In the first place, this Mitya, or
rather Dmitri Fyodorovitch, was the only one of Fyodor Pavlovitch's three sons
who grew up in the belief that he had property, and that he would be independent
on coming of age. He spent an irregular boyhood and youth. He did not finish
his studies at the gymnasium, he got into a military school, then went to the
Caucasus, was promoted, fought a duel, and was degraded to the ranks, earned
promotion again, led a wild life, and spent a good deal of money. He did not
begin to receive any income from Fyodor Pavlovitch until he came of age, and
until then got into debt. He saw and knew his father, Fyodor Pavlovitch, for
the first time on coming of age, when he visited our neigh-bourhood on purpose
to settle with him about his property. He seems not to have liked his father.
He did not stay long with him, and made haste to get away, having only
succeeded in obtaining a sum of money, and entering into an agreement for
future payments from the estate, of the revenues and value of which he was
unable (a fact worthy of note), upon this occasion, to get a statement from his
father. Fyodor Pavlovitch remarked for the first time then (this, too, should
be noted) that Mitya had a vague and exaggerated idea of his property. Fyodor
Pavlovitch was very well satisfied with this, as it fell in with his own designs.

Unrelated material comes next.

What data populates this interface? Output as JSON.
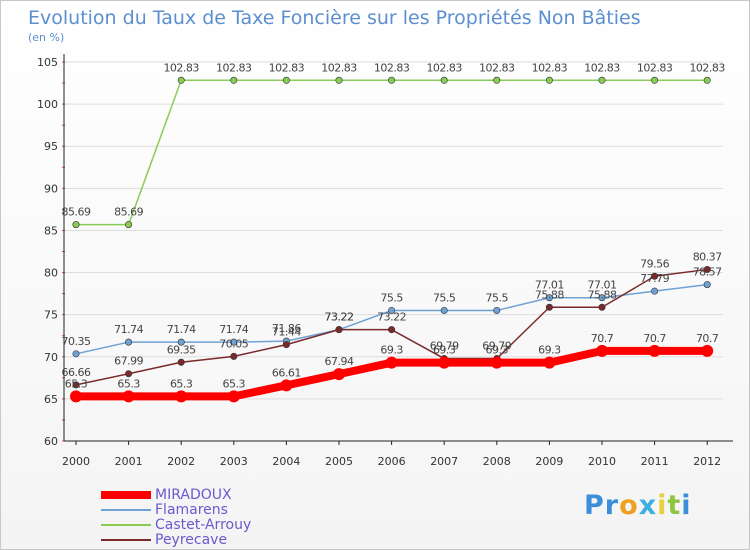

He gathered only that the young man was frivolous, unruly, of violent passions,
impatient, and dissipated, and that if he could only obtain ready money he
would be satisfied, although only, of course, a short time. So Fyodor
Pavlovitch began to take advantage of this fact, sending him from time to time
small doles, instalments. In the end, when four years later, Mitya, losing
patience, came a second time to our little town to settle up once for all with
his father, it turned out to his amazement that he had nothing, that it was
difficult to get an account even, that he had received the whole value of his
property in sums of money from Fyodor Pavlovitch, and was perhaps even in debt
to him, that by various agreements into which he had, of his own desire,
entered at various previous dates, he had no right to expect anything more, and
so on, and so on. The young man was overwhelmed, suspected deceit and cheating,
and was almost beside himself. And, indeed, this circumstance led to the catastrophe,
the account of which forms the subject of my first introductory story, or
rather the external side of it. But before I pass to that story I must say a
little of Fyodor Pavlovitch's other two sons, and of their origin.